Five score years ago, a great American, in whose symbolic shadow we stand today, signed the Emancipation Proclamation. This momentous decree came as a great beacon light of hope to millions of Negro slaves who had been seared in the flames of withering injustice. It came as a joyous daybreak to end the long night of their captivity.

But one hundred years later, the Negro still is not free. One hundred years later, the life of the Negro is still sadly crippled by the manacles of segregation and the chains of discrimination. One hundred years later, the Negro lives on a lonely island of poverty in the midst of a vast ocean of material prosperity. One hundred years later, the Negro is still languishing in the corners of American society and finds himself an exile in his own land. So we have come here today to dramatize a shameful condition.

In a sense we have come to our nation’s capital to cash a check. When the architects of our republic wrote the magnificent words of the Constitution and the Declaration of Independence, they were signing a promissory note to which every American was to fall heir. This note was a promise that all men, yes, black men as well as white men, would be guaranteed the unalienable rights of life, liberty, and the pursuit of happiness.

For those familiar with King’s rhetoric, these opening paragraphs bring out one of the major thrusts of his arguments made in his earliest days as an impromptu leader of the Montgomery Bus Boycott that catapulted him to national prominence through to his final campaign in Memphis: America had not matched its lofty promises with lived reality.

The people who were protesting were urging the nation to be true to its creed.

“And we are not wrong; we are not wrong in what we are doing,” King declared at one of the first meetings of the Montgomery Improvement Association that was convened after Rosa Parks’ arrest. “(Well) If we are wrong, the Supreme Court of this nation is wrong. (Yes sir) [applause] If we are wrong, the Constitution of the United States is wrong.”

Obama will bring Lincoln and King together during his oath of office by placing his hand on two bibles stacked on top of each other.

One of these holy books, and the one he used four years ago, belonged to Lincoln.

The other was a traveling bible owned by Dr. King.

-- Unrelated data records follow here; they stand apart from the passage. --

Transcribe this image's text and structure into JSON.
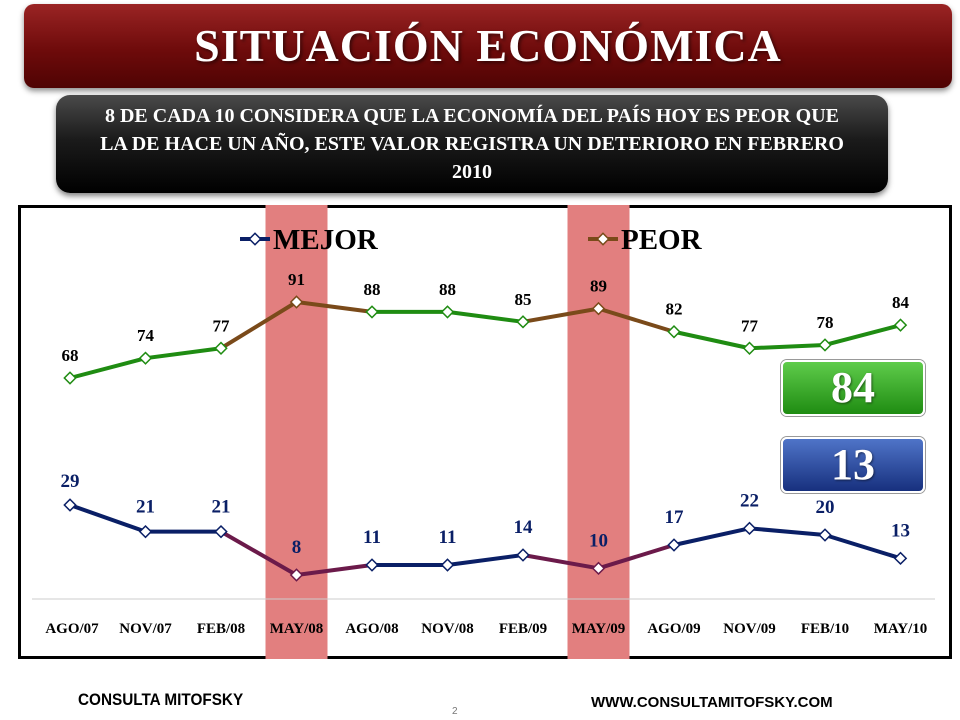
{
  "header": {
    "title": "SITUACIÓN ECONÓMICA",
    "subtitle": "8 DE CADA 10 CONSIDERA QUE LA ECONOMÍA DEL PAÍS HOY ES PEOR QUE LA DE HACE UN AÑO, ESTE VALOR REGISTRA UN DETERIORO EN FEBRERO 2010"
  },
  "highlight_boxes": {
    "peor": "84",
    "mejor": "13"
  },
  "footer": {
    "left": "CONSULTA MITOFSKY",
    "right": "WWW.CONSULTAMITOFSKY.COM",
    "page": "2"
  },
  "colors": {
    "mejor": "#0a1f66",
    "peor": "#1f8c12",
    "peor_highlight": "#7a4a1a",
    "mejor_highlight": "#6b1a4a",
    "highlight_band": "#e27f7f"
  },
  "chart_data": {
    "type": "line",
    "categories": [
      "AGO/07",
      "NOV/07",
      "FEB/08",
      "MAY/08",
      "AGO/08",
      "NOV/08",
      "FEB/09",
      "MAY/09",
      "AGO/09",
      "NOV/09",
      "FEB/10",
      "MAY/10"
    ],
    "series": [
      {
        "name": "MEJOR",
        "values": [
          29,
          21,
          21,
          8,
          11,
          11,
          14,
          10,
          17,
          22,
          20,
          13
        ]
      },
      {
        "name": "PEOR",
        "values": [
          68,
          74,
          77,
          91,
          88,
          88,
          85,
          89,
          82,
          77,
          78,
          84
        ]
      }
    ],
    "highlighted_categories": [
      "MAY/08",
      "MAY/09"
    ],
    "legend_position": "top",
    "ylim": [
      0,
      100
    ],
    "grid": false
  }
}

It is important to appreciate just how far the nation, pushed by the protests of thousands of ordinary Americans, has come since King’s memorable address.

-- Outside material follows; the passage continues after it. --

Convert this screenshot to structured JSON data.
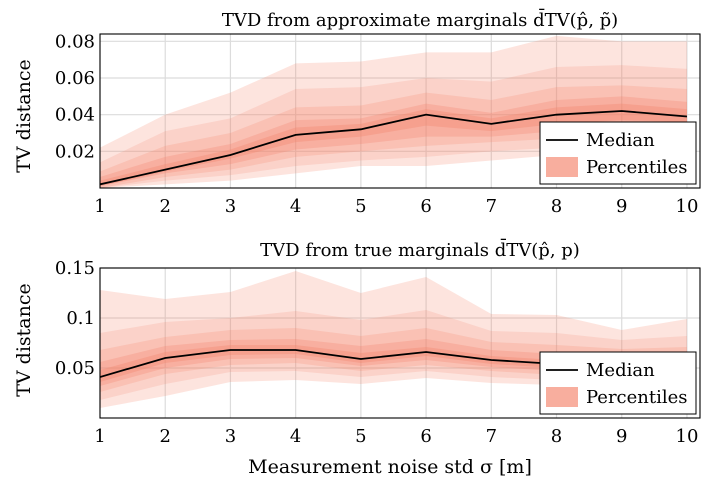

Indeed, it can be tempting at this moment to look at Obama’s wins – something that literally seemed inconceivable less than 20 years ago, and conclude that America has truly become a post-racial society.

To my view, that would be a mistake.

While there has been great progress, so, too, is there much work to do before the nation can say that the promises of democracy have truly been extended to all Americans.

There are more Americans living in poverty than at any time in our nation’s history.

Black people continue to be highly overrepresented in America’s prisons.

We still live in very segregated communities.

Our children attend unequal schools.

I could go on, and you get the idea.

In his first campaign, Obama offered soaring promises of transformational change that he followed with what many felt was overly compromising governance.

This summer and fall, he advanced a more measured, less ambitious plan for America; yet since November he has shown less willingness to compromise with his implacable opponents and a stronger desire to take on politically unpopular issues like immigration reform.

The eyes of the nation and the world will be on him on Monday, when the public ceremonies take place.

Mindful of the progress the nation has made and aware of unfinished business that lies ahead, I will be watching, too.